Ben is with us today to talk about how to foster thriving relationships between the elders and the senior staff at your church.
- Theology of eldership. // The sad reality about many relationships between elders and senior church leaders is that they can be antagonistic. Navigating the challenges of this relationship are vitally important because the mission of the church is at stake, and so is the health of the pastor. Where does one begin in taking steps toward unity and strong, healthy relationships? First ask what is the theology of eldership at your church. Are the biblical descriptions checklists, or descriptions of the kind of elders you’re looking for? Why or why aren’t they important to your church?
- Ask important questions. // Mountain Christian Church has a high view of eldership. Among some of the qualities and characteristics they look at are: someone who has mission of the church at stake, someone who is a person of character and competency. Would they have chemistry with the other people on the team, and are they ready for the commitment? What does their stewardship and contribution at church look like? Lastly, do they have a Christ-centered home? Developing elders is part of the leadership pipeline at Mountain Christian; these individuals are already serving and demonstrating leadership and MCC seeks to help them rise to their next level.
- Develop a year-round process to find and create elders. // Some years ago Ben began this leadership pipeline process for elders by inviting some people to talk with him and two existing elders about developing their skills and leadership in the church. This led to a 13-week period of development where they met and studied scripture, holiness, character, and skills such as how to develop a team and cast vision. Now there is a booklet and curriculum developed to walk people through everything from their gifting and personality tests to spiritual disciplines and leadership skills. This leadership pipeline has become a great source for discovering future elders.
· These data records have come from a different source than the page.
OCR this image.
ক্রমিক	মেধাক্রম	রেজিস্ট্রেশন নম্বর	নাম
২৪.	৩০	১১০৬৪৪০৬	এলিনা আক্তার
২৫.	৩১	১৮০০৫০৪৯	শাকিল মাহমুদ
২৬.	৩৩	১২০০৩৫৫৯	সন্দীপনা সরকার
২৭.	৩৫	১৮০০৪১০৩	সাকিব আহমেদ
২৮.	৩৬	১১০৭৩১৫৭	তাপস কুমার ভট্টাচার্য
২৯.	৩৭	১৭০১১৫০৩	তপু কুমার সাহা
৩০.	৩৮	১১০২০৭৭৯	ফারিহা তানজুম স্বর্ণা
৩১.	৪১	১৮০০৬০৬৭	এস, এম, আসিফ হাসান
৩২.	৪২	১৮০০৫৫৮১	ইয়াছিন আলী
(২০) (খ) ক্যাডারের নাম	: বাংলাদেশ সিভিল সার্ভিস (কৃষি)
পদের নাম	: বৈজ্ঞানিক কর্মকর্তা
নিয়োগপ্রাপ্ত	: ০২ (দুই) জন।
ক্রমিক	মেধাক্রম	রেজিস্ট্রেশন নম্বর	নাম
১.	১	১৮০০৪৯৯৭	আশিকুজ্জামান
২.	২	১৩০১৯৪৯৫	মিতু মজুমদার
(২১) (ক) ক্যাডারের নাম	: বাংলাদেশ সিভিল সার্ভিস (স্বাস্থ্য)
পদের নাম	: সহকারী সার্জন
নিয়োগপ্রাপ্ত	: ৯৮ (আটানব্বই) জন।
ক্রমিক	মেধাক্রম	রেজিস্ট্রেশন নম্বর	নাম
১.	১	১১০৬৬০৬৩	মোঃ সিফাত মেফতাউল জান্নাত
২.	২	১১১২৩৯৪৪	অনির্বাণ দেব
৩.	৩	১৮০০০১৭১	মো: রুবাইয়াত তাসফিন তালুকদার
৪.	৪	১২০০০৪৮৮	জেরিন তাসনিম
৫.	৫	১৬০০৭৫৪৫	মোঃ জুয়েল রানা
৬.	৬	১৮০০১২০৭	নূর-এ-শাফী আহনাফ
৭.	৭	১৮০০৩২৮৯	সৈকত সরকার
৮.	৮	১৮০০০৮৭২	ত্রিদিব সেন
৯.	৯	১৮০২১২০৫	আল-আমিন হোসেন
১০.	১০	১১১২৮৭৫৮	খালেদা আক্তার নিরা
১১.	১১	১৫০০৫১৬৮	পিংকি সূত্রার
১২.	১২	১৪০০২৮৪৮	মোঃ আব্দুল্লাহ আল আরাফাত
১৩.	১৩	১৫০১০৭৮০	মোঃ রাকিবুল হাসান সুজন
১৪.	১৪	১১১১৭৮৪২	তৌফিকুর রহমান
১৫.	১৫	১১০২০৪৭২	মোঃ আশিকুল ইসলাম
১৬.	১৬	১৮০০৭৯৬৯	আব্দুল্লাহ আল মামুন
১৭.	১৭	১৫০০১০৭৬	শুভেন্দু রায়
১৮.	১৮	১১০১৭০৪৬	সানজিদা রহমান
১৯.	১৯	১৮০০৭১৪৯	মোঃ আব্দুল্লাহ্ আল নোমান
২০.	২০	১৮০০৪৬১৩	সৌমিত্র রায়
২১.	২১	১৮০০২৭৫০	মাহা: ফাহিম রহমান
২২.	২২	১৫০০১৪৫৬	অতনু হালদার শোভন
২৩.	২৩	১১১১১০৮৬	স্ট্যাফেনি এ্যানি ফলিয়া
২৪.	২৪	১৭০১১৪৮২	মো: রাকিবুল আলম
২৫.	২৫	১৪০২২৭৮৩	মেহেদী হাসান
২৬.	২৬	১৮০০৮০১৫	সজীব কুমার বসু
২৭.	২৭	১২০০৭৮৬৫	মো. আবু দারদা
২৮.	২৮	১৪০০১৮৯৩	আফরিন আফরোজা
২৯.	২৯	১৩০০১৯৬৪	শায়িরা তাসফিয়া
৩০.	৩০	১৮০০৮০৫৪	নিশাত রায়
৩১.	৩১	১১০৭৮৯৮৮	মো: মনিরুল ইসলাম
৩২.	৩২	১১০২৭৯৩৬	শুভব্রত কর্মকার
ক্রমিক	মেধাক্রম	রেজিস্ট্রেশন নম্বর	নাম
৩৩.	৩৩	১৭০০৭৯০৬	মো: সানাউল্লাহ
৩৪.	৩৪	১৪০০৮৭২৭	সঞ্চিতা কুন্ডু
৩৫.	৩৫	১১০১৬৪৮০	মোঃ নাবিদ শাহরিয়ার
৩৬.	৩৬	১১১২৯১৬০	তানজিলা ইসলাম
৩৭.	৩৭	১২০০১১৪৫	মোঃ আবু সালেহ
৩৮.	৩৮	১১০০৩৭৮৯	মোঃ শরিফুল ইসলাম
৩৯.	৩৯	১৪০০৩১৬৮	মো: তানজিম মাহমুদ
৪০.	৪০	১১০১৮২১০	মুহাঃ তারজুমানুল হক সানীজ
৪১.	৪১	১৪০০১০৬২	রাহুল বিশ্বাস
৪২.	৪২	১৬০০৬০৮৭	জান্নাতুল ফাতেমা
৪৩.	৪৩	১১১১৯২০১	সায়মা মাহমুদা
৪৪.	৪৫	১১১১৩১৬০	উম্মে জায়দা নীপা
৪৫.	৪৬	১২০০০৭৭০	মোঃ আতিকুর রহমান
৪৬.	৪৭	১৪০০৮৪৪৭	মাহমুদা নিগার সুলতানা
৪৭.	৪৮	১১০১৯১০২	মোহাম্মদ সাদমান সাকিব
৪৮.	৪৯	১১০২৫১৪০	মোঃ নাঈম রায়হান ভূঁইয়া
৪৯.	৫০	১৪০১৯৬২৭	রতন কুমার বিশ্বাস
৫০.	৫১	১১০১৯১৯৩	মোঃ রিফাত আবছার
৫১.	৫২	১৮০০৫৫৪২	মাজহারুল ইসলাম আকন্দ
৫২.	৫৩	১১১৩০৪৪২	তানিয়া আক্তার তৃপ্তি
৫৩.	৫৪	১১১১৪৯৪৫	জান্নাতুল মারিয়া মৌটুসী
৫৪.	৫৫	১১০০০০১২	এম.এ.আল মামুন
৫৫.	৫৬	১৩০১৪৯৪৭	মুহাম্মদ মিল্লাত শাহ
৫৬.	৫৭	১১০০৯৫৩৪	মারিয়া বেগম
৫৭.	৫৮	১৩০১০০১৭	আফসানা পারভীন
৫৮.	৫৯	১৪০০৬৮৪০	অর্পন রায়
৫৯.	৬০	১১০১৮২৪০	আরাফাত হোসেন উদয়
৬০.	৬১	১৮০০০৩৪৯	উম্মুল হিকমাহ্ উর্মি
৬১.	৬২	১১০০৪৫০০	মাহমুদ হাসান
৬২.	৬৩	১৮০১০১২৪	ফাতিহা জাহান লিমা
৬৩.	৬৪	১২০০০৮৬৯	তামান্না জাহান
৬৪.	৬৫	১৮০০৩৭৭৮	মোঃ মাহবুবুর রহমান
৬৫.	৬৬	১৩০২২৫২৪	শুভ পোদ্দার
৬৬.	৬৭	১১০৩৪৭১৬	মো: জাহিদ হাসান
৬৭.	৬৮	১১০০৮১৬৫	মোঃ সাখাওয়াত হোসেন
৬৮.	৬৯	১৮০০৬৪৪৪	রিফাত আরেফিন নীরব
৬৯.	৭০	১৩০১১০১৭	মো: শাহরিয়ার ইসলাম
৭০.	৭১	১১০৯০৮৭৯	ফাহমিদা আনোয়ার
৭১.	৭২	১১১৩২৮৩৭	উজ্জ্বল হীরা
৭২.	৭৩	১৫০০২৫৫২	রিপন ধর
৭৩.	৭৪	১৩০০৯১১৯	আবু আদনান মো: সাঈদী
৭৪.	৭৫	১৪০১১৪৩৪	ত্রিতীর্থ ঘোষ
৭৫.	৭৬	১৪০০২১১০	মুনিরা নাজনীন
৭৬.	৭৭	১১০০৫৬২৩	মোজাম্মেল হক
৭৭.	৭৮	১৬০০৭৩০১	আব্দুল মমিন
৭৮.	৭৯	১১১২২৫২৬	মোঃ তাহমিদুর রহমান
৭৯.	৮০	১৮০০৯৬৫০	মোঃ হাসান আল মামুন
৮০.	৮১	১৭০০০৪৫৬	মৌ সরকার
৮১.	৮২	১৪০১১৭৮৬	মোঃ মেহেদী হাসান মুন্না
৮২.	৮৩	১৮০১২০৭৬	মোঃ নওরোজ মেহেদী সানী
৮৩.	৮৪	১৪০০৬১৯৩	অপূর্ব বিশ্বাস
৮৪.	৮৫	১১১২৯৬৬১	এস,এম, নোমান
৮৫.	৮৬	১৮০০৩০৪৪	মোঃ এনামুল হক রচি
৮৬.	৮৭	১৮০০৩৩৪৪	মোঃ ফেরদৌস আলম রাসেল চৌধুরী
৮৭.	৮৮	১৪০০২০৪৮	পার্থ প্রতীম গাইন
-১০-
- Relationally connect. // Teams that are relationally connected lead better. The elders need to be in deep relationship with Christ and bring their strengths to the table. And Ben and his elder team care about each other and know what is going on in each other’s lives. When the elders are taking their walk with Christ seriously and their relationship with each other seriously, they can lead the church better.
- Meet regularly. // At Mountain Christian there are regular meetings to nurture these relationships. During monthly business meetings they examine high level metrics and trends at the church together. There are also monthly study meetings in which they talk about non-business things. This might include reading and discussing a book together as well as meeting over a meal at someone’s house and spending time in prayer. Lastly, go on offsite retreats annually. MCC uses this time not only to build camaraderie but also to prepare for new challenges. Sometimes it’s just the elders attending the retreats and other times their spouses come along too.
- Trust each other. // The role of elders is vitally important at a church. But in order for their role to be effective, there must be trust between the pastor and elders. Elders need an instinct not to control everything, but rather function at a higher level to protect the church. On the other side, if the lead pastor is defensive about questions he’s asked, that’s a big yellow flag. Create a culture that validates the relational component of eldership and makes time for it. When you have a team aligned, you’ll be able to lead well with vision.